I’m just blasting through books! I have a stack of five more that I want to get read before they’re due back at the library.
I’ve read two other books by this author and I must admit, this one was easier to follow even though it was science-heavy. But easy to follow doesn’t necessarily mean good.
The novel is about upgrading human DNA to improve both physical and mental aspects. The narrator’s mother was a geneticist who tried to improve crops but ended up killing around 200 million people. Genetic engineering became outlawed and the narrator, Logan, is arrested for his part in the massacre. He serves time and gets hired by a government agency intent on locating anyone participating in gene editing.
When Logan is the victim in a bombing, his genes become altered via a virus. He becomes a kind of superhuman. The government captures him and observes him to track the extent of his changes. While the changes are setting in, a mysterious figure breaks him out. This mysterious person turns out to be his sister – also upgraded – who wants to follow in their mother’s footsteps and upgrade all of humanity. He believes he must stop her at any cost.
I had no connection with the main character. I didn’t care about him at all, which made it hard to care about the story. I also found the author’s style to be a bit distracting. This novel was definitely easier to follow but I had a sense of general misogynic threads. As an example, Logan was seeing a psychologist named Aimee. Not “Dr. –“, but Aimee. Also, Logan’s wife, for no reason at all, gets into a bathtub with Logan while he’s in pain from the upgrade. Why would she do that except to have the reader imagine her naked?

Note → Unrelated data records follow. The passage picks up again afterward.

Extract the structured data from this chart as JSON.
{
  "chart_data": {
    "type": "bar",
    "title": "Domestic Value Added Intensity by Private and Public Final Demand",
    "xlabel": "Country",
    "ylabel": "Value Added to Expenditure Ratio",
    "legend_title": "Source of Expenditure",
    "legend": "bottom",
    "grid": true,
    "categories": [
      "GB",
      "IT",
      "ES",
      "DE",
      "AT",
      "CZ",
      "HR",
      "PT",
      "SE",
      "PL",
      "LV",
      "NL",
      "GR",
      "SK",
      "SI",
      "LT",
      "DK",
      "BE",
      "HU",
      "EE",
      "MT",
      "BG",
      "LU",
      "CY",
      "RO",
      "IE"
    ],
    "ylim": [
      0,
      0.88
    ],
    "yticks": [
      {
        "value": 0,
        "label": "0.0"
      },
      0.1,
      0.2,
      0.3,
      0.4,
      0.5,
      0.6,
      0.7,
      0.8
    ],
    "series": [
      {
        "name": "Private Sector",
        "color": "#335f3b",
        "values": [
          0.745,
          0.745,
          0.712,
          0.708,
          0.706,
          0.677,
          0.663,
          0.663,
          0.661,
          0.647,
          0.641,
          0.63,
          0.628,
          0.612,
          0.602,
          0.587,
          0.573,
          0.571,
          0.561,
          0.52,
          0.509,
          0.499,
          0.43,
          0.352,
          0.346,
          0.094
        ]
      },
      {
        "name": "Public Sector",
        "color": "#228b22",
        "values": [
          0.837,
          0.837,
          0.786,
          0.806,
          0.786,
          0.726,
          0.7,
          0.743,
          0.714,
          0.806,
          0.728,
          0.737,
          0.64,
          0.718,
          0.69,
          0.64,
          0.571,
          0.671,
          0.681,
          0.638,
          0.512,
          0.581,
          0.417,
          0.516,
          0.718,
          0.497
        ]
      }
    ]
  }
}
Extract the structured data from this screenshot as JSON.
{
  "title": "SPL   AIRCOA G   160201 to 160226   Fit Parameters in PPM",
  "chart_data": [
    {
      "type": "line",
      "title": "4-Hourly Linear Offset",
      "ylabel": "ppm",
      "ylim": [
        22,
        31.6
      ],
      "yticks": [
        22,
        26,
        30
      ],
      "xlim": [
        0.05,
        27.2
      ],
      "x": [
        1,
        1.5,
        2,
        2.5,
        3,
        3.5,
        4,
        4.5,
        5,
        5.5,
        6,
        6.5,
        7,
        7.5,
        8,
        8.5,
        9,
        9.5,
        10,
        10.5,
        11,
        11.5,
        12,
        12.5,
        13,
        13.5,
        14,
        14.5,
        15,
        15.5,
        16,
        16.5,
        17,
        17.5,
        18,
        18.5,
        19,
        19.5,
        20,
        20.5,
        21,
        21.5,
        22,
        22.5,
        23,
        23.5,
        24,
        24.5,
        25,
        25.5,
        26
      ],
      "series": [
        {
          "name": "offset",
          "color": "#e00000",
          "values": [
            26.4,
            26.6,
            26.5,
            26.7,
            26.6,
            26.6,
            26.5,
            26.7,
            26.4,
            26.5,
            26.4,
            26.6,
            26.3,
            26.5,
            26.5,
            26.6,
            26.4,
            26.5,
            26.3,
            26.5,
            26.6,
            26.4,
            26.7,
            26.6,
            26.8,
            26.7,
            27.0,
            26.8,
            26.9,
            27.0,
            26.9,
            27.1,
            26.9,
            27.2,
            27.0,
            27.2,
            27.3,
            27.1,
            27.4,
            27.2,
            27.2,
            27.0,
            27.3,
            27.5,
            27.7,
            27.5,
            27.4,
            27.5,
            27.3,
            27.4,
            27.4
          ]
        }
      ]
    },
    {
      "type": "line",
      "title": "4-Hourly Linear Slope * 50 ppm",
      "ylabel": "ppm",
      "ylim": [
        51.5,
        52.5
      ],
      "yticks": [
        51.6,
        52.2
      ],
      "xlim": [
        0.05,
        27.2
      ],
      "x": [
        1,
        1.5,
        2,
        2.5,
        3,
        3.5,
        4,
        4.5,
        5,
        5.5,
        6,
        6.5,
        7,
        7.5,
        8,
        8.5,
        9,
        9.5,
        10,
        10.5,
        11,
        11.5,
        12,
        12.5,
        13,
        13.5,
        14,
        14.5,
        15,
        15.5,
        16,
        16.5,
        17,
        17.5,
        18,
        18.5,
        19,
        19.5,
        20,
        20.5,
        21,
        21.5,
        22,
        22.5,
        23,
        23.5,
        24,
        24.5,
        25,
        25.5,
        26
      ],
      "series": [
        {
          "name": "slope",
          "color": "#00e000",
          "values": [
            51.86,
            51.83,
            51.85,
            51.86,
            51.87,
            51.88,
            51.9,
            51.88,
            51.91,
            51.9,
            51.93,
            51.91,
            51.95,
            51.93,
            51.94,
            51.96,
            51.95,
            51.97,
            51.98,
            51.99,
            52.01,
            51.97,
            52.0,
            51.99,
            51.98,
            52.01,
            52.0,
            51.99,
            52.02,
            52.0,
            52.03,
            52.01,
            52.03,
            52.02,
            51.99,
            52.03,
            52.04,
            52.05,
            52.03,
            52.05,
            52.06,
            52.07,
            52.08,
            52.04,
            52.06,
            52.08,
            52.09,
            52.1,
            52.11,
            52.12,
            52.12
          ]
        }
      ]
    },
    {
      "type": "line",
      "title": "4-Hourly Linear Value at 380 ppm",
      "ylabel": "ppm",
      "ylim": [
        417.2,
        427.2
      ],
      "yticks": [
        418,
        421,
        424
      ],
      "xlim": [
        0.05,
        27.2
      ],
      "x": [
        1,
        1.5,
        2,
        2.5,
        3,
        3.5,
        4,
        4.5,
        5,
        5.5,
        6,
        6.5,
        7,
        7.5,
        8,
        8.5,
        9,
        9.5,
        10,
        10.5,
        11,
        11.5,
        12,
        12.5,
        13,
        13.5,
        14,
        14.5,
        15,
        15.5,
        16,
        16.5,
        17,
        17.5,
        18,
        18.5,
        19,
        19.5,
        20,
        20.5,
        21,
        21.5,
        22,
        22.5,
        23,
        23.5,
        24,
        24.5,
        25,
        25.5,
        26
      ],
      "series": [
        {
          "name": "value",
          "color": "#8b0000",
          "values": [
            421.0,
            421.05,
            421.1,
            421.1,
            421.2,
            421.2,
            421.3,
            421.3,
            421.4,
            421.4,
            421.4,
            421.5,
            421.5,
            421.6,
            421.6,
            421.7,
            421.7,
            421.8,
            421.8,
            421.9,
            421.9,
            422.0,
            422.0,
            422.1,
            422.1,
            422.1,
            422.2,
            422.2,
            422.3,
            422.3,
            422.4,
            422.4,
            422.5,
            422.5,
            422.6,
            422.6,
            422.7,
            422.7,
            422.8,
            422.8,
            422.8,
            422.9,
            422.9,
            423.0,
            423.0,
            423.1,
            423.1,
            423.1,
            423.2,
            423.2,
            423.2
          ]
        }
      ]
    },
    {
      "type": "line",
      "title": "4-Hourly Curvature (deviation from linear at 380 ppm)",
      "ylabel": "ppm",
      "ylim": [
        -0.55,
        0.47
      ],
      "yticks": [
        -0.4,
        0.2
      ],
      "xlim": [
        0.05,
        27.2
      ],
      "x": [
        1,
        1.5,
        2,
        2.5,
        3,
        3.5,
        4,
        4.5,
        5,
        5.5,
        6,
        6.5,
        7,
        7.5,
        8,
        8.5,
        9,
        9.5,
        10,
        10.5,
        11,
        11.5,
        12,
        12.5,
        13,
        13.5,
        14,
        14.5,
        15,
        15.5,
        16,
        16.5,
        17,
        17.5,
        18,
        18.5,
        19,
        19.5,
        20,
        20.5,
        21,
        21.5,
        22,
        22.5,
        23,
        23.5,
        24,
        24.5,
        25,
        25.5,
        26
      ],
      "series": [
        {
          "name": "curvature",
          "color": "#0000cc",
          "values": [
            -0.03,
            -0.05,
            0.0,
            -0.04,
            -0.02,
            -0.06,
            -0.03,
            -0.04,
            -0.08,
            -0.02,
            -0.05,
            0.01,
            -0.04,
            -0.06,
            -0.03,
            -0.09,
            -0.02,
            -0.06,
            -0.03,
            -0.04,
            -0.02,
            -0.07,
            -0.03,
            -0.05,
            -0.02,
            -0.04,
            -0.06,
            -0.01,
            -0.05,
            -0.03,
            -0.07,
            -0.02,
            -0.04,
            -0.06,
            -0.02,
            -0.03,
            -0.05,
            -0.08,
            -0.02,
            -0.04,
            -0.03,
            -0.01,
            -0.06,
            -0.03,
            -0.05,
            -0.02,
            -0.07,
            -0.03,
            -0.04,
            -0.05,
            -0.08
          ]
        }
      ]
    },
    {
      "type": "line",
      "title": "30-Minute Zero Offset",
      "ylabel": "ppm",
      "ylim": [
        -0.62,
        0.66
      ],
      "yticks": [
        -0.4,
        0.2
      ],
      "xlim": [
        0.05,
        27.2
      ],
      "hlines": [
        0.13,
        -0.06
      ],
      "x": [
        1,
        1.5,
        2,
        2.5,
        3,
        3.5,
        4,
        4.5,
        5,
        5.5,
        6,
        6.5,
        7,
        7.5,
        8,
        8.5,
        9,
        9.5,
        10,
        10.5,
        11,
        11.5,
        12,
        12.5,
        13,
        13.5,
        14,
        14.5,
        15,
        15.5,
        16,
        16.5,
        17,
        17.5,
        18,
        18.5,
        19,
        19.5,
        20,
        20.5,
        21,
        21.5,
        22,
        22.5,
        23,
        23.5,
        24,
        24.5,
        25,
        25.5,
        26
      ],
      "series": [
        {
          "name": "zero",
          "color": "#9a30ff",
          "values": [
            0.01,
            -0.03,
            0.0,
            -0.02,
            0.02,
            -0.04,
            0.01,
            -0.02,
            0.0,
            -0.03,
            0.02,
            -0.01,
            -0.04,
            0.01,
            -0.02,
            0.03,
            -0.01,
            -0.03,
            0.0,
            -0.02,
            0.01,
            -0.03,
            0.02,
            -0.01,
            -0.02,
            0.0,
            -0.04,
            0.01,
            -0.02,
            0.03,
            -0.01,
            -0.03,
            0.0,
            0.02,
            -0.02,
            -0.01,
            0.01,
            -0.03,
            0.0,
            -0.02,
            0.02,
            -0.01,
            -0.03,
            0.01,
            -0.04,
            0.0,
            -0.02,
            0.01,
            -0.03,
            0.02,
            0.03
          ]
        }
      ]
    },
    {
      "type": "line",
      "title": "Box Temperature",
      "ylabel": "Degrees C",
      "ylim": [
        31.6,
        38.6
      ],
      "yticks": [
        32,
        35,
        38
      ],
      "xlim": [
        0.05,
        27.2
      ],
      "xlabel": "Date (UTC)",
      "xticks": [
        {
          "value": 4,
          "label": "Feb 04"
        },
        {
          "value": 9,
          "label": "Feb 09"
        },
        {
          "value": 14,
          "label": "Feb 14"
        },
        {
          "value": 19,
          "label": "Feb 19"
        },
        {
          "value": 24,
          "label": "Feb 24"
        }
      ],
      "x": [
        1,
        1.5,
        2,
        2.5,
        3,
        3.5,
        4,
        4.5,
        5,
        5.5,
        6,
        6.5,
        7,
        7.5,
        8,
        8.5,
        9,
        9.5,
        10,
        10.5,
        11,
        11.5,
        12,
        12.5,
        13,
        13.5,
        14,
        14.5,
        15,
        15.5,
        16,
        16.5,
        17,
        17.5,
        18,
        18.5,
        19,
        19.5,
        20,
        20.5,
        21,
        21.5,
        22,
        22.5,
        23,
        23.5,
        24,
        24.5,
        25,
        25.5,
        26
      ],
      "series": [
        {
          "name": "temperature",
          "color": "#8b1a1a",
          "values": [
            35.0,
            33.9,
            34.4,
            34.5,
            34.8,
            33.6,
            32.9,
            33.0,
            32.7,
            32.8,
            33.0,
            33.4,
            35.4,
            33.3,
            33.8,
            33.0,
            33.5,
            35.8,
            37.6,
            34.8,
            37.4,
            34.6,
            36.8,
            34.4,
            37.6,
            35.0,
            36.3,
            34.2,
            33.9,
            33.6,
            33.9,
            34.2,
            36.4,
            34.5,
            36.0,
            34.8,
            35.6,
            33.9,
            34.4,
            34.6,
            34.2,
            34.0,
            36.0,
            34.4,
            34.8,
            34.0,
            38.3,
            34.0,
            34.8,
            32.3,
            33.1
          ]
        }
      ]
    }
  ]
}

A regular bathtub barely fits two people, which made this whole scene just a bit distasteful.
The author also used nouns as verbs. The character ‘glassed’ the area (looked through binoculars), and ‘badged’ in (used a security badge to electronically open a door), and ‘broomed’ the area (swept it). While I can accept these, they did pull me out of the story a bit.
Overall, it was entertaining enough to finish. I was curious about how Logan would save the world, but I admit I rolled my eyes at the solution. While it was good, it was also a bit hokey.